His personal business enterprises (including intermittently dealing in oriental rugs and carpets for much of his life, among other activities) enabled him to offer charitable relief to neighbours who had been affected by the difficult circumstances of the war, and it also brought him to the attention of the authorities, leading to a night in the cells.

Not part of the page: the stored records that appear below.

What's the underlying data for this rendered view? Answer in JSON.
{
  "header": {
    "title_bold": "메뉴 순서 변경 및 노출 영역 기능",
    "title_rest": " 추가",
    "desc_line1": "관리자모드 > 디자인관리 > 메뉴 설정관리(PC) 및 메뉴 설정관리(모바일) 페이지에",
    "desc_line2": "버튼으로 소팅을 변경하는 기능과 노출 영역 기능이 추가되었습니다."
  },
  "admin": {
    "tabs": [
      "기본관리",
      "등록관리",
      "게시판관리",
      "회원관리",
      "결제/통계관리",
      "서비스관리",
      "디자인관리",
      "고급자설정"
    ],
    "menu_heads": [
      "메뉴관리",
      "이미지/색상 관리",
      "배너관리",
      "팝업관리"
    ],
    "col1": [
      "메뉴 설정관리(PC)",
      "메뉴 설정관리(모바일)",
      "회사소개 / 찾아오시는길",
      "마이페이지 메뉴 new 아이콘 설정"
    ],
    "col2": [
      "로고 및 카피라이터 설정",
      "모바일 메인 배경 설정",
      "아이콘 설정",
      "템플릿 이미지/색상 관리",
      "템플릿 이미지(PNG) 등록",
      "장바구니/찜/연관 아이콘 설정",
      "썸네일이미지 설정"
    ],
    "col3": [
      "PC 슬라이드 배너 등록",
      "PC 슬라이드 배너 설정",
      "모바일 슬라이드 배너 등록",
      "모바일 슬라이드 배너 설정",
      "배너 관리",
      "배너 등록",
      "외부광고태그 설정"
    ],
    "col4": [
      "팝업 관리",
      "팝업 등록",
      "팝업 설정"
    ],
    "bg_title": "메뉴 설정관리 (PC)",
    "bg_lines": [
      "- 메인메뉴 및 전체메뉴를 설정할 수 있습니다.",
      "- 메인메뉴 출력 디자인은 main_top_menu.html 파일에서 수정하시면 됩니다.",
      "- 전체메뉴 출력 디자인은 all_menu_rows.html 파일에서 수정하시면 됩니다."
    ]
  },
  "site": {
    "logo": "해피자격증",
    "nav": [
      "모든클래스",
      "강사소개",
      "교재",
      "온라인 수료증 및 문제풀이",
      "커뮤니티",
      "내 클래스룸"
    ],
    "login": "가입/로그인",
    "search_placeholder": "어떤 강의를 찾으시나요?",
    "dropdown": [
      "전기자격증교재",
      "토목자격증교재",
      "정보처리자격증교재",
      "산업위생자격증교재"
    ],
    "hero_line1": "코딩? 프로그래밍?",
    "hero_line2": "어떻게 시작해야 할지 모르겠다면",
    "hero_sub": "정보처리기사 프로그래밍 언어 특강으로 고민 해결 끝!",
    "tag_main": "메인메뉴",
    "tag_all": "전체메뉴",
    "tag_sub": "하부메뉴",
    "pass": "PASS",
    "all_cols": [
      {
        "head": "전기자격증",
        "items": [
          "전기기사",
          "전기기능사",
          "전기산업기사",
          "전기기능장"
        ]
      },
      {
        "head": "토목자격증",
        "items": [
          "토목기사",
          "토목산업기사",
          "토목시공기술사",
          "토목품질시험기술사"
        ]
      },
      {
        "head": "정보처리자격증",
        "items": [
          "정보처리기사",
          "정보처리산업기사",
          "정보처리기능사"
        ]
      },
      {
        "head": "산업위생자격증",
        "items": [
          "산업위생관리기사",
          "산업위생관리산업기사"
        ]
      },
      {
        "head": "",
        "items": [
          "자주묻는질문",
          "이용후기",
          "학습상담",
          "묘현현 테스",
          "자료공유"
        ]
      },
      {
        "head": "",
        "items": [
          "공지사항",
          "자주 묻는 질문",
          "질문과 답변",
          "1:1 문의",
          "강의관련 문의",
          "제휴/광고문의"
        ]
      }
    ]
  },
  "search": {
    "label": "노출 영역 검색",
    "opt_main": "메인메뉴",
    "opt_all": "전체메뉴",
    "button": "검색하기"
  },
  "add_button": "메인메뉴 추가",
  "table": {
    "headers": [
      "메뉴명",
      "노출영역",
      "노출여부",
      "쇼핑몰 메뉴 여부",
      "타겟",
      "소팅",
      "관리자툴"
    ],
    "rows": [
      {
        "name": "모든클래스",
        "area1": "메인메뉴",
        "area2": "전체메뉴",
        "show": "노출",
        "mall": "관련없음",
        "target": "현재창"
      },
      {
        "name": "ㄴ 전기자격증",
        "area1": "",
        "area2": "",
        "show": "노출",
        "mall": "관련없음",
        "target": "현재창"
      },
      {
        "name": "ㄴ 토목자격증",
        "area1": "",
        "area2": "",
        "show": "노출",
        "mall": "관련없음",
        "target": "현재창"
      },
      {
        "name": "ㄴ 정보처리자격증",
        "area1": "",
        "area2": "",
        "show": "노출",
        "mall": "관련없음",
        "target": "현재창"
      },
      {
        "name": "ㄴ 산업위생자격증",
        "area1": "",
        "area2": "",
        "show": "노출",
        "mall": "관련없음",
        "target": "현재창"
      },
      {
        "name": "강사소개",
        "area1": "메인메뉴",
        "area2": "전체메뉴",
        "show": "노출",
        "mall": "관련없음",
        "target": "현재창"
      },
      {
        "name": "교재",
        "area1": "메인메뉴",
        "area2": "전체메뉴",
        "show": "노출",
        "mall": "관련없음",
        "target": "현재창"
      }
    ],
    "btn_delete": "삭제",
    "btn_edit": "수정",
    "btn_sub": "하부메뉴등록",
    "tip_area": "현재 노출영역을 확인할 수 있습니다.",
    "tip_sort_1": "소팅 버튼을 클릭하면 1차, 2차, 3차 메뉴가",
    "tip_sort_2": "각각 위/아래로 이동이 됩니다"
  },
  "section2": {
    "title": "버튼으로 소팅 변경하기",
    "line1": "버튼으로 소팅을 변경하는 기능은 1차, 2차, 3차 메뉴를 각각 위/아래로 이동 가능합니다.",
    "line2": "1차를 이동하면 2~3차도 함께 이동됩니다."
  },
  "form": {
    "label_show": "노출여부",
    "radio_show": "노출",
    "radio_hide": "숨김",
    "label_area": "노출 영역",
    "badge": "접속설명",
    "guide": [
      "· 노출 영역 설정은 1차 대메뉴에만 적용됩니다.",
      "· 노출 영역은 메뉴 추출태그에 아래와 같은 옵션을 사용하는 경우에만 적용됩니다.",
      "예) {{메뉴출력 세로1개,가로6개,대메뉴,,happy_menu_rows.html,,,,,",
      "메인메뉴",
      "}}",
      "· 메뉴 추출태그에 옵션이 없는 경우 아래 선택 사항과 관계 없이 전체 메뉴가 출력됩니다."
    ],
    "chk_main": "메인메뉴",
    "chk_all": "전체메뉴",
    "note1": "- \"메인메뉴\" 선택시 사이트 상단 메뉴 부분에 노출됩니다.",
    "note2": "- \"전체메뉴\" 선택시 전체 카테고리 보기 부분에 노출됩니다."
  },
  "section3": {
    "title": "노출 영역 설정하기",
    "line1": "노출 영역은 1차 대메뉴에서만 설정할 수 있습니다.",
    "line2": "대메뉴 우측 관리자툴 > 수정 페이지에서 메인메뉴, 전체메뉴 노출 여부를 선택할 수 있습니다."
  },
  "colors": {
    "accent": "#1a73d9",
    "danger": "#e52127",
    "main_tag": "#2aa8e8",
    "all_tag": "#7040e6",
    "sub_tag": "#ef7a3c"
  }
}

After the war, Gurdjieff tried to reconnect with his former pupils. Ouspensky was hesitant, but after his death (October 1947), his widow advised his remaining pupils to see Gurdjieff in Paris. J. G. Bennett also visited from England, their first meeting in 25 years. Ouspensky's pupils in England had all thought that Gurdjieff was dead. They discovered he was alive only after the death of Ouspensky, who had not told them that Gurdjieff, from whom he had learnt of the teaching, was still living. They were overjoyed and many of Ouspensky's pupils including Rina Hands, Basil Tilley and Catherine Murphy visited Gurdjieff in Paris. Hands and Murphy worked on the typing and retyping for the publication of All and Everything.[citation needed]
Gurdjieff suffered a second car accident in 1948 but again made an unexpected recovery.
"I was looking at a dying man. Even this is not enough to express it. It was a dead man, a corpse, that came out of the car; and yet it walked. I was shivering like someone who sees a ghost." With iron-like tenacity, he managed to get to his room, where he sat down and said: "Now all organs are destroyed. Must make new". Then, he turned to Bennett, smiling: "Tonight you come dinner. I must make body work". As he spoke, a great spasm of pain shook his body and blood gushed from an ear. Bennett thought: "He has a cerebral haemorrhage. He will kill himself if he continues to force his body to move". But then he reflected: "He has to do all this. If he allows his body to stop moving, he will die. He has power over his body".
After recovering, Gurdjieff finalised plans for the official publication of Beelzebub's Tales and made two trips to New York. He also visited the famous prehistoric cave paintings at Lascaux, giving his interpretation of their significance to his pupils.
Gurdjieff died of cancer at the American Hospital in Neuilly-sur-Seine, France, on 29 October 1949. His funeral took place at the St. Alexandre Nevsky Russian Orthodox Cathedral at 12 Rue Daru, Paris. He is buried in the cemetery at Avon (near Fontainebleau).